« Il était une fois en Amérique » au cinéma

Profitons de la reprise au cinéma d’Il était une fois en Amérique (mercredi 22 juin) pour revenir sur le film-testament de Sergio Leone (1929-1989), adapté de The Hoods d’Harry Grey. Que dire sur ce film désormais mythique ? Il y aurait tant à dire sur ses dialogues cultes, que d’aucuns connaissent par cœur, sur sa musique lancinante signée Ennio Morricone (la plus belle musique de l’histoire de la musique de films ?), sur sa distribution prestigieuse (James Woods, Burt Young, Joe Pesci, Danny Aiello, Jennifer Connelly et j’en passe) ou encore sur la prestation extrêmement subtile d’un Robert De Niro incarnant, par des coups d’œil en coin, yeux embués, plissements de front et autres moues énigmatiques, un Noodles inoubliable. On pourrait parler sans fin des scènes d’anthologie d’Il était une fois en Amérique : le petit garçon (Dominic) qui meurt sur le pavé mouillé de Brooklyn pendant que retentit la flûte de Pan de Gheorghe Zamfir ; la charlotte russe avec de la crème dévorée par le gourmand Patsy dans l’escalier alors qu’il attend Peggy ; l’ellipse inoubliable, sur fond de Yesterday des Beatles, lorsque Noodles se regarde dans un miroir de la gare de Coney Island en 1933 et qu’on le retrouve, des années après (1968), dans cette même gare décorée désormais façon pop art ; le travelling génial, pour nous parler de la solitude des êtres dans une grande ville, qui part de la devanture du bar de Fat Moe revisitant le tableau des Faucons de la nuit (1942) de Hopper pour finir sur la cabine téléphonique d’où appelle Noodles : séquence chair de poule assurée ; et la séquence finale : le face-à-face entre Max et Noodles qui prend des allures de duel, comme dans les westerns spaghettis du maître, mais cette fois-ci sans les coups de feu ; on n’est plus sous le soleil aveuglant des déserts d’Almeria ou de Monument Valley mais dans la pénombre d’un bureau de politicien riche en boiseries mordorées et sculptures néoclassiques en tous genres.

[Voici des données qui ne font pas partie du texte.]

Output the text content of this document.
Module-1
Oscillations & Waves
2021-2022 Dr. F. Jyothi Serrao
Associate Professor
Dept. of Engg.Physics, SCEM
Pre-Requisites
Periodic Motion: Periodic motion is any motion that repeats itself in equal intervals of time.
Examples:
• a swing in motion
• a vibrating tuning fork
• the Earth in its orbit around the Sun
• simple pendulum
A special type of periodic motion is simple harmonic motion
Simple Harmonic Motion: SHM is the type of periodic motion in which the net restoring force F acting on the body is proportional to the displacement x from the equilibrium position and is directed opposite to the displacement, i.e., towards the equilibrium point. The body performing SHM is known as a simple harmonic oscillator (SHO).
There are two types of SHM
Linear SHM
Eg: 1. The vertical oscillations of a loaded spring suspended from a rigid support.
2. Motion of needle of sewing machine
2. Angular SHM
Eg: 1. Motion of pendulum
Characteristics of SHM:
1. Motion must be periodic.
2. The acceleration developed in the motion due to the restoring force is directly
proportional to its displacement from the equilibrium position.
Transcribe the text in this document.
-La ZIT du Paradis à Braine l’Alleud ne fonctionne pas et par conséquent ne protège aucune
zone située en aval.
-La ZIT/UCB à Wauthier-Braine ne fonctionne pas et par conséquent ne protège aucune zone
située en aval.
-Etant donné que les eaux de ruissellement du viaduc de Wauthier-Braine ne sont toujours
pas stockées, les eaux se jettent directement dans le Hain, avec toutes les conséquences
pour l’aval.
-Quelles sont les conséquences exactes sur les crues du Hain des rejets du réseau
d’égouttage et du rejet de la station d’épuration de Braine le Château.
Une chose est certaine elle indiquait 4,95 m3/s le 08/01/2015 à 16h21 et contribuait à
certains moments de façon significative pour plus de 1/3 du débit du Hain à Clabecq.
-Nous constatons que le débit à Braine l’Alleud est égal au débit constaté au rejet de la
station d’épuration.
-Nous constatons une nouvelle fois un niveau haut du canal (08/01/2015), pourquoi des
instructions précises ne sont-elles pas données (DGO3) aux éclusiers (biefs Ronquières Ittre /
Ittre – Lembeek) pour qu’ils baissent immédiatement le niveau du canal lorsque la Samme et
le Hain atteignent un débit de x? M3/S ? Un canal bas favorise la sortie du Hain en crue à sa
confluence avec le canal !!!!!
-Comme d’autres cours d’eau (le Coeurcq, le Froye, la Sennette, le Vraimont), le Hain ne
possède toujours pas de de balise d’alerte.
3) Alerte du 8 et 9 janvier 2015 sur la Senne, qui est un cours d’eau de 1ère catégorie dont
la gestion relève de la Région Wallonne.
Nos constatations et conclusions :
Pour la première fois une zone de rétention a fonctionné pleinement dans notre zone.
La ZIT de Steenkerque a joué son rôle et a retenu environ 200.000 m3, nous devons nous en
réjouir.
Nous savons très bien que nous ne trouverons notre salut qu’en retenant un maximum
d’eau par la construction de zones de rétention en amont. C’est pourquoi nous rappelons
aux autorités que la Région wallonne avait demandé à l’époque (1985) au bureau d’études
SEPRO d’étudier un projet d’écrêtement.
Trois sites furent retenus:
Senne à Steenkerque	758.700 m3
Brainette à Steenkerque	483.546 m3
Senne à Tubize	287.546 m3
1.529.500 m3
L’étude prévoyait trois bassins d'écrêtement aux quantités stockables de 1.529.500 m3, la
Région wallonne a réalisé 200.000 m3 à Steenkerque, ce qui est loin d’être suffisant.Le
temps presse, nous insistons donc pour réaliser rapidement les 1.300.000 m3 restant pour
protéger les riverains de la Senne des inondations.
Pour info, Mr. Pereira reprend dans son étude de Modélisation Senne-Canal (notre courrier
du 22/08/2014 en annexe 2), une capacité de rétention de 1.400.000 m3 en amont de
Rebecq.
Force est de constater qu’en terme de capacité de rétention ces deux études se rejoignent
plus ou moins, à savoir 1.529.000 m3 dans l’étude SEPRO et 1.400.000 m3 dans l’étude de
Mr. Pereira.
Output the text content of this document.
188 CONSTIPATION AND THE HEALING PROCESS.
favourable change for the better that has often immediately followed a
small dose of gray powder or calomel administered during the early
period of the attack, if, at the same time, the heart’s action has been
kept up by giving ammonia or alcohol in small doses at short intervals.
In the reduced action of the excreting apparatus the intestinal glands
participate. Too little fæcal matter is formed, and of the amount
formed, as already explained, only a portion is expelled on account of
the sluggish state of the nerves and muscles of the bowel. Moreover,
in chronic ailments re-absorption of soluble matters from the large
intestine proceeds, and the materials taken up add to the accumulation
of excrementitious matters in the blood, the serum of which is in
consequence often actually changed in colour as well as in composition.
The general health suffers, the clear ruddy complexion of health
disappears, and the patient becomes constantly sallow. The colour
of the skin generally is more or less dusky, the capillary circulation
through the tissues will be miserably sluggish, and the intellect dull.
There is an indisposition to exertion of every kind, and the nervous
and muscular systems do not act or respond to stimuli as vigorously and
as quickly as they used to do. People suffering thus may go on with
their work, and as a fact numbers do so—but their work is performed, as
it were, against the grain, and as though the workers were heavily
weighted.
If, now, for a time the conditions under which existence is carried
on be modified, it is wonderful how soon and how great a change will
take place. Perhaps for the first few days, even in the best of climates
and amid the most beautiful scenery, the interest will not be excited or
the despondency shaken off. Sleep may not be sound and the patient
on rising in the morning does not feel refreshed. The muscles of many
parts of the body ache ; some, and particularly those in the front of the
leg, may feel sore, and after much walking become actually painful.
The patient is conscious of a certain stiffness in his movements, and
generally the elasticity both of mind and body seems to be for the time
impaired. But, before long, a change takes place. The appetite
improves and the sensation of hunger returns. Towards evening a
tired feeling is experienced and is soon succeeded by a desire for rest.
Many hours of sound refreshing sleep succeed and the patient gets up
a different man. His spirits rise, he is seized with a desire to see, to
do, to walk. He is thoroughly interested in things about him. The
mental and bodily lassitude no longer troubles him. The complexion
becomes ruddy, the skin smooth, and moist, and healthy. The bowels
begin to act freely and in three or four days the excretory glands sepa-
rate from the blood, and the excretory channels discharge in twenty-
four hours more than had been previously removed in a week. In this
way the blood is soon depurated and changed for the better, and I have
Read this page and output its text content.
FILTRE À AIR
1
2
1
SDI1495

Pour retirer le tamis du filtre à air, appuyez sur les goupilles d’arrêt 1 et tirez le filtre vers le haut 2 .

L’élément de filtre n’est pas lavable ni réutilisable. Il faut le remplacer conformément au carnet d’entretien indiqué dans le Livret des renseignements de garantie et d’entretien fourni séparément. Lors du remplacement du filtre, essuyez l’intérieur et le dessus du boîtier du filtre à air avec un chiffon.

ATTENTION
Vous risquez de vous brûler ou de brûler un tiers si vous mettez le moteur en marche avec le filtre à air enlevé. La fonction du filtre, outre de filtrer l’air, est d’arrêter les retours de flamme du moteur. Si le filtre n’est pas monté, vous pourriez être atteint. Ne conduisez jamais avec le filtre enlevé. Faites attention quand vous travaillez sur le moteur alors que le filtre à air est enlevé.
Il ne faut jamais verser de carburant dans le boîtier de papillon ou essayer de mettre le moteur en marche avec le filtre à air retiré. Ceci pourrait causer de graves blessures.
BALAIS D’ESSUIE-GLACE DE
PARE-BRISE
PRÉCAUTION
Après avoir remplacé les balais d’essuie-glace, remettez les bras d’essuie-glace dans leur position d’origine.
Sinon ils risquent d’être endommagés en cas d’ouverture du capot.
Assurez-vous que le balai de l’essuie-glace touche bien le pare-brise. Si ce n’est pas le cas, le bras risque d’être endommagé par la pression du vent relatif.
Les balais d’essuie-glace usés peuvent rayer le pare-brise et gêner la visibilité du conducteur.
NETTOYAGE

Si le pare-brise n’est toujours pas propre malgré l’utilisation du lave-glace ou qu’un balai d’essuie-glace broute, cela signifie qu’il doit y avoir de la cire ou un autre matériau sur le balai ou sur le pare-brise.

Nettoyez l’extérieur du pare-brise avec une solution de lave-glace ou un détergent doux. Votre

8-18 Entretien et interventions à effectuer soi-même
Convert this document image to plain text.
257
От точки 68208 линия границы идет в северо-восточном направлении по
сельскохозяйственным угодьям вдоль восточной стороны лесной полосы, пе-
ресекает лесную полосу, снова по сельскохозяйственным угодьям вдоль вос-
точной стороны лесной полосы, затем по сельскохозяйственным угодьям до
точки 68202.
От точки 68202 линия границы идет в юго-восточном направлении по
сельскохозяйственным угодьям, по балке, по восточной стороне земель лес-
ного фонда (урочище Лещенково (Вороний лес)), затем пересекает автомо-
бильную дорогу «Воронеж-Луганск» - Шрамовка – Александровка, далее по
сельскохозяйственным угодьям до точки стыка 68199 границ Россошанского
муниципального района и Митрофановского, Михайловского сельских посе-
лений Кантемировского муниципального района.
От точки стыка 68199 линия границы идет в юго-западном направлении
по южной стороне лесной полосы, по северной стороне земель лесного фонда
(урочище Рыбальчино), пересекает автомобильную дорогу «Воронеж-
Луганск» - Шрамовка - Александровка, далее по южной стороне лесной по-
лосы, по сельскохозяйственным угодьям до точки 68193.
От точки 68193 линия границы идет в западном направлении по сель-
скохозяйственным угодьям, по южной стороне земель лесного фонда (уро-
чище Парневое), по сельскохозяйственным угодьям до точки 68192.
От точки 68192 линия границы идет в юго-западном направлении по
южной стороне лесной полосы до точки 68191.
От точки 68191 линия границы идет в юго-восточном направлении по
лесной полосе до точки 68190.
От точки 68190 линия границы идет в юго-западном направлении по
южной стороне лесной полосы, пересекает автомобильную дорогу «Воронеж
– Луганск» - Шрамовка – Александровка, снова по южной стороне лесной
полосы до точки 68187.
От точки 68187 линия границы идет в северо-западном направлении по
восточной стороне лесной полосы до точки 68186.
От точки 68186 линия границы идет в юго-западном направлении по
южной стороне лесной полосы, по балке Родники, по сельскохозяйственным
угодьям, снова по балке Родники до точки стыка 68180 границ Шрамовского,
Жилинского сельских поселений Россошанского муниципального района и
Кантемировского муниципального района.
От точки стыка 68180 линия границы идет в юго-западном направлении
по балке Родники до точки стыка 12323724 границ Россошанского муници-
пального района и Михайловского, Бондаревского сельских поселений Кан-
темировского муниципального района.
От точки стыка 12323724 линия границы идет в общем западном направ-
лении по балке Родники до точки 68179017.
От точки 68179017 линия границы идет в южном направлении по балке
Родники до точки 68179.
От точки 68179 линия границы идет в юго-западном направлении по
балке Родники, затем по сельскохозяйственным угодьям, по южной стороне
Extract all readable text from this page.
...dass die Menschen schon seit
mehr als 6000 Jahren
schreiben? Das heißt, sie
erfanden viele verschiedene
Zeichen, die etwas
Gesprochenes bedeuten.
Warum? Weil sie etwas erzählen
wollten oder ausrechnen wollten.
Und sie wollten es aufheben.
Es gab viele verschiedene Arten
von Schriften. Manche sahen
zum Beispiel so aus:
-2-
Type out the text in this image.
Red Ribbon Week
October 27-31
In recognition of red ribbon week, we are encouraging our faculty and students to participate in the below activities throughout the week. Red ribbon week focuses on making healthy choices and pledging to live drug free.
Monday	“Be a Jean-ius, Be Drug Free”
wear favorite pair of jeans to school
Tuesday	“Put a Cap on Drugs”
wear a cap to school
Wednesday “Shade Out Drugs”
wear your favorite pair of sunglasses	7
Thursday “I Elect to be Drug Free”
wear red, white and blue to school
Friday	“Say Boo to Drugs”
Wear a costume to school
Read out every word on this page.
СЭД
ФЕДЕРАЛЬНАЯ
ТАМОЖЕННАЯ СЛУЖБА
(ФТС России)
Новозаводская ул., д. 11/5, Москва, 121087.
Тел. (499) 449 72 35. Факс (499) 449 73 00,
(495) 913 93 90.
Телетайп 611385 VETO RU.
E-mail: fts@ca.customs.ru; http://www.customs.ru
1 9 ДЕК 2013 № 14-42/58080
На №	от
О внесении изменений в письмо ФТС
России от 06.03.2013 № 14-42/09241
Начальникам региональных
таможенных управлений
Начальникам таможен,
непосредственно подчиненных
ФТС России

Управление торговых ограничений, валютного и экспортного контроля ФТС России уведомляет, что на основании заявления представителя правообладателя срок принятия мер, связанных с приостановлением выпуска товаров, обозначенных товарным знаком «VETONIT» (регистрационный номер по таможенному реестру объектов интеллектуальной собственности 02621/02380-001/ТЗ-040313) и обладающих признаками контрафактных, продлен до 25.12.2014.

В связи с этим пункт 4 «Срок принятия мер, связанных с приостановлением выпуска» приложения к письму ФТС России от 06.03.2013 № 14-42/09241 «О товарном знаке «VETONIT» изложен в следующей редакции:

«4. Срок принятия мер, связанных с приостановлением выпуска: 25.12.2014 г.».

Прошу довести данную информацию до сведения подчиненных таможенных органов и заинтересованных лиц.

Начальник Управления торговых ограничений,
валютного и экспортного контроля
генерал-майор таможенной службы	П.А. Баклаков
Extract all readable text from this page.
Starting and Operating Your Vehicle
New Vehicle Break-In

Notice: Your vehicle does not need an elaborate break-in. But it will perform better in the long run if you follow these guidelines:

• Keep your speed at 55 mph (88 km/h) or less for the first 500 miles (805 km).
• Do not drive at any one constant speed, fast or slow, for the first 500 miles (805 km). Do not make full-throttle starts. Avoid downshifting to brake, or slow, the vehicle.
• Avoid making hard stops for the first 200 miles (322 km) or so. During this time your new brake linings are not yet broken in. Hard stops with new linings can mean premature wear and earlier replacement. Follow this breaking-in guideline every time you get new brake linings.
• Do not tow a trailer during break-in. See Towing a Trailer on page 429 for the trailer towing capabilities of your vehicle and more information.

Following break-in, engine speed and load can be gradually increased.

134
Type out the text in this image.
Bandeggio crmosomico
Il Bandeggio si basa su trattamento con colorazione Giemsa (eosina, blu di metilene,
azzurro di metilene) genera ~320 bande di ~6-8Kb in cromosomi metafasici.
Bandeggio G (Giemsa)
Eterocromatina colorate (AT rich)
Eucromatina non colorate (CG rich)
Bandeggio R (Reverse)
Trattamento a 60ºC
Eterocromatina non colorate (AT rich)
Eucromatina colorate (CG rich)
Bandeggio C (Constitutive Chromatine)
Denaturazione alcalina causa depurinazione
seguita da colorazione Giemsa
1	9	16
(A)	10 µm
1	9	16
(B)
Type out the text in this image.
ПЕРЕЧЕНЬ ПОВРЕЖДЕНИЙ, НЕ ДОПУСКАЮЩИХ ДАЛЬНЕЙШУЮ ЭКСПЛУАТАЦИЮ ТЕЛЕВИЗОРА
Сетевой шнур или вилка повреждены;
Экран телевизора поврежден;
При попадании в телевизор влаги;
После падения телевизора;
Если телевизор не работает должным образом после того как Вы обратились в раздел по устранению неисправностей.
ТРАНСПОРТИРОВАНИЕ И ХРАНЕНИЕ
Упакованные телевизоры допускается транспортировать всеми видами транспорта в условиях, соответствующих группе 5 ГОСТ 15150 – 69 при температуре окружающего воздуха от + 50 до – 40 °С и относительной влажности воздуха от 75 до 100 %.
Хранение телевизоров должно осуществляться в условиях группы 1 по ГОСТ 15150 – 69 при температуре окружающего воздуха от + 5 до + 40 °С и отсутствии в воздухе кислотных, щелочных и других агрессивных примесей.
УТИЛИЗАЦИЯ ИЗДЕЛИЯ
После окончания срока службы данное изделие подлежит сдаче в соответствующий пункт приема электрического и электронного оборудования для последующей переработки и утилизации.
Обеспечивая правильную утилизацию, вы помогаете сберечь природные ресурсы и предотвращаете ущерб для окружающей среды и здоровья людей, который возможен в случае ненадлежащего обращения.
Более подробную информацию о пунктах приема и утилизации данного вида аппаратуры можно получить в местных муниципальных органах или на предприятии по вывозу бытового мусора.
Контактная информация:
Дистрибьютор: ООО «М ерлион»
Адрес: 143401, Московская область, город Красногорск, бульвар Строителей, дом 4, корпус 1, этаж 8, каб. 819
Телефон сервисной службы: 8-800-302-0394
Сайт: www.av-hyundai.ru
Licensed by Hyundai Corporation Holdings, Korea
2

Hélas dernier film du cinéaste (rappelons que le maestro est mort prématurément, à 60 ans, d’une attaque cardiaque devant un film qui, paradoxalement, s’appelait Je veux vivre), Il était une fois en Amérique (1983) est un film de gangsters mais en y regardant de plus près, il est bien plus que ça et, peut-être même, bien plus qu’un… film. Car Leone y a mis son immense talent et toute son âme et ça se voit à l’image, celle-ci baignant admirablement dans les noirs charbonneux de la pègre américaine, dans les teintes sépia du temps des souvenirs et dans le blanc floconneux de l’image fantasmée vacillante, courant à sa perte. « (…) Il était une fois en Amérique, c’est le film de Sergio Leone. Et c’est moi, ce film. Un film pareil, on ne peut le réussir qu’avec la maturité, des cheveux blancs et pas mal de rides autour des yeux. Jamais je n’aurais pu faire le film ainsi si je l’avais réalisé à quarante ans… » (in Conversations avec Sergio Leone*). Leone avait 52 ans quand il a tourné son ultime long métrage.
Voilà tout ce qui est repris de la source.